Similar stories: Katharine M. Briggs: ‘Cap o’ Rushes’, ‘Sugar and Salt’ (Folk Tales of Britain); Italo Calvino: ‘Dear as Salt’, ‘The Old Woman’s Hide’ (Italian Folktales); William Shakespeare: King Lear

This is one of the most sophisticated of all the tales. At the heart of it is the old story of the princess who told her father she loved him as much as salt, and was punished for her honesty. There are many variations on this tale, including King Lear.

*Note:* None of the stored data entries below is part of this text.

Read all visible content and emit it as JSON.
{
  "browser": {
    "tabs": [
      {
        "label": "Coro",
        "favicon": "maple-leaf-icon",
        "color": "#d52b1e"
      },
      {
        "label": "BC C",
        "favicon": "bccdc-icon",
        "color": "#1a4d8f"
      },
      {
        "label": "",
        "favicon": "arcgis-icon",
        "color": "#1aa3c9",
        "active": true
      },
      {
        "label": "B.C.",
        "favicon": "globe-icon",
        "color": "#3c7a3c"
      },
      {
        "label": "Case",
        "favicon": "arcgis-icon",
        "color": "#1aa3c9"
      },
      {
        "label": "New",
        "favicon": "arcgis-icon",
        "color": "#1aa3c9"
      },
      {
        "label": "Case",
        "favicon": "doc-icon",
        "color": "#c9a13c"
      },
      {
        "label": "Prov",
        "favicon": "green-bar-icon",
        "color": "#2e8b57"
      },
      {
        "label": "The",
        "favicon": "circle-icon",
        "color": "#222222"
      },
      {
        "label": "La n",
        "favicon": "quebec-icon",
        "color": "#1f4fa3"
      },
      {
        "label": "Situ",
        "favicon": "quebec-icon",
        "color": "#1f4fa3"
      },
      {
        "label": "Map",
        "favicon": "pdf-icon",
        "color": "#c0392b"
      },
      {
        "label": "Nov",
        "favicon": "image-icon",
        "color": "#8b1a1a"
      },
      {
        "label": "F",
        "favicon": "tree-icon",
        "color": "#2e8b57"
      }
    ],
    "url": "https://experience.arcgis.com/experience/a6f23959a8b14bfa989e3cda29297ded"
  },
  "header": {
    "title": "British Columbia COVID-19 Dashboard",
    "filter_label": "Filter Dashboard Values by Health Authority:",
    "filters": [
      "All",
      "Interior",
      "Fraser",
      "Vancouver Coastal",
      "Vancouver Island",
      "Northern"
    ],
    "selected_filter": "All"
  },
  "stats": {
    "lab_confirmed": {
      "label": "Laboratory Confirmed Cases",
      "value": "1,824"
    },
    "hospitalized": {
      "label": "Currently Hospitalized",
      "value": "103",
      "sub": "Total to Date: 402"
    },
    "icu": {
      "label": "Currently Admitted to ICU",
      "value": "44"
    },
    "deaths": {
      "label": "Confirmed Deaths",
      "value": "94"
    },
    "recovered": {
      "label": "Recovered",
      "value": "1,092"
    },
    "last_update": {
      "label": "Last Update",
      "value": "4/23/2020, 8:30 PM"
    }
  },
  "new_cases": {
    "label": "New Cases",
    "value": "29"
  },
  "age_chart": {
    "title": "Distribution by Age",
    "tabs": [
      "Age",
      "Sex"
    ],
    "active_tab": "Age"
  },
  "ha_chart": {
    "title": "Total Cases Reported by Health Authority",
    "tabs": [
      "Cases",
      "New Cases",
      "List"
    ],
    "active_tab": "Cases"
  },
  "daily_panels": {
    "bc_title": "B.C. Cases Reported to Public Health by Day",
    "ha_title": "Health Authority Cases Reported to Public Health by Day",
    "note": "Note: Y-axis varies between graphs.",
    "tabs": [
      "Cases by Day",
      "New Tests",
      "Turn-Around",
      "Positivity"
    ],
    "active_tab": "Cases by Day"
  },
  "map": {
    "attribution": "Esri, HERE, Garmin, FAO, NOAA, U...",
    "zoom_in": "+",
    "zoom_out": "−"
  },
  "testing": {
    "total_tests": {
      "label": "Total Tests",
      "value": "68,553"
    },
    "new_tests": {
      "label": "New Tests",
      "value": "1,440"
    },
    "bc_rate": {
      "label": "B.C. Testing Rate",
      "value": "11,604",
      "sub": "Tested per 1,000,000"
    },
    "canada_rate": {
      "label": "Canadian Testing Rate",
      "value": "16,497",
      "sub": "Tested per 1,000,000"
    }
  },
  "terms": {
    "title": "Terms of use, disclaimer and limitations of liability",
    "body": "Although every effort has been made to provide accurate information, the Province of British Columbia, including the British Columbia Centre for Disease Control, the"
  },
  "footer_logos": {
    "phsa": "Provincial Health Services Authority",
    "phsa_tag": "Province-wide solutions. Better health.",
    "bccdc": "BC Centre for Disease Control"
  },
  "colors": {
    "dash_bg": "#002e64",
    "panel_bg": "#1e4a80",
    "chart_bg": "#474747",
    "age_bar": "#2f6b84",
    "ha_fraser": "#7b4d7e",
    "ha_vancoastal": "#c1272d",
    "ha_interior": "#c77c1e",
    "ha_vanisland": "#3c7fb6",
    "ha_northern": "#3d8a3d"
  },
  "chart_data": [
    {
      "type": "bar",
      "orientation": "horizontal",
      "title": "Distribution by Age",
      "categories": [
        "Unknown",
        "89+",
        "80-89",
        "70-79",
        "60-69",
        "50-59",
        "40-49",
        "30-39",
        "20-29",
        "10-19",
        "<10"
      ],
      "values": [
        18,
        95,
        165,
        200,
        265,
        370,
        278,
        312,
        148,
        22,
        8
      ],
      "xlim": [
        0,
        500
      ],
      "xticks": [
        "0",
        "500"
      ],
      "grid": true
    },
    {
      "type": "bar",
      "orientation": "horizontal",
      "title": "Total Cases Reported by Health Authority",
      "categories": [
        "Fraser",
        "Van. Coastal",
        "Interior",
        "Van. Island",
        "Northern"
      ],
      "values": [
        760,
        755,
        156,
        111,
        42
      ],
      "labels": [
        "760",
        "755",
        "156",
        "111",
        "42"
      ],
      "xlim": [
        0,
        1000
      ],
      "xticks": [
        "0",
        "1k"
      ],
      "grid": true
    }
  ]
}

But look what this very literary telling does. Instead of beginning with the unfortunate honest princess, it hides her until much later in the story, and begins with another figure altogether, the witch or wise woman; and not with a single event, either, but with a sketch of what she usually did, what her habitual way of life led her to do, and the reaction that aroused in others. But is she a witch, or isn’t she? Fairy tales usually tell us directly; this one instead shows us what other people thought of her, and allows the question to remain equivocal, undetermined. The story-sprite here is flirting with modernism already, in which there is no voice with absolute authority, and we can have no view except one that passes through a particular pair of eyes (the father and his little son); but all human views are partial. The father might be right, or he might not.

Then we meet the count, and the events of the story begin. The old woman treats the young man with what seems like high-handed and meaningless harshness; he meets another woman younger than the first, but ugly, dull; the old woman gives him the present of a box containing something which, when the queen opens the box in the next city he visits, causes her to faint. The storyteller has given us a tale full of mystery and suspense, and still we haven’t got to the heart of it.

But now, in the words of the queen (the story-sprite again, making sure that we can only know something that someone in the story knows) comes the kernel of the tale, the story of the girl who told the truth about loving her father as much as salt. She wept tears that were pearls, says the queen, and in the box there is one of those very pearls. Now we can see the connections that the storyteller has established between these mysterious events, and from here the tale moves swiftly on towards the climax. The goose girl takes off her skin in the moonlight (and again, we can only see this because the count is observing it) and reveals her hidden beauty; the old woman, treating her with great tenderness, tells her to put on her silk dress; the participants come together, and the truth is revealed.

And then there’s another reminder of the partiality of knowledge: the storyteller says that the story doesn’t end there, but the old woman who originally told it is losing her memory and has forgotten the rest.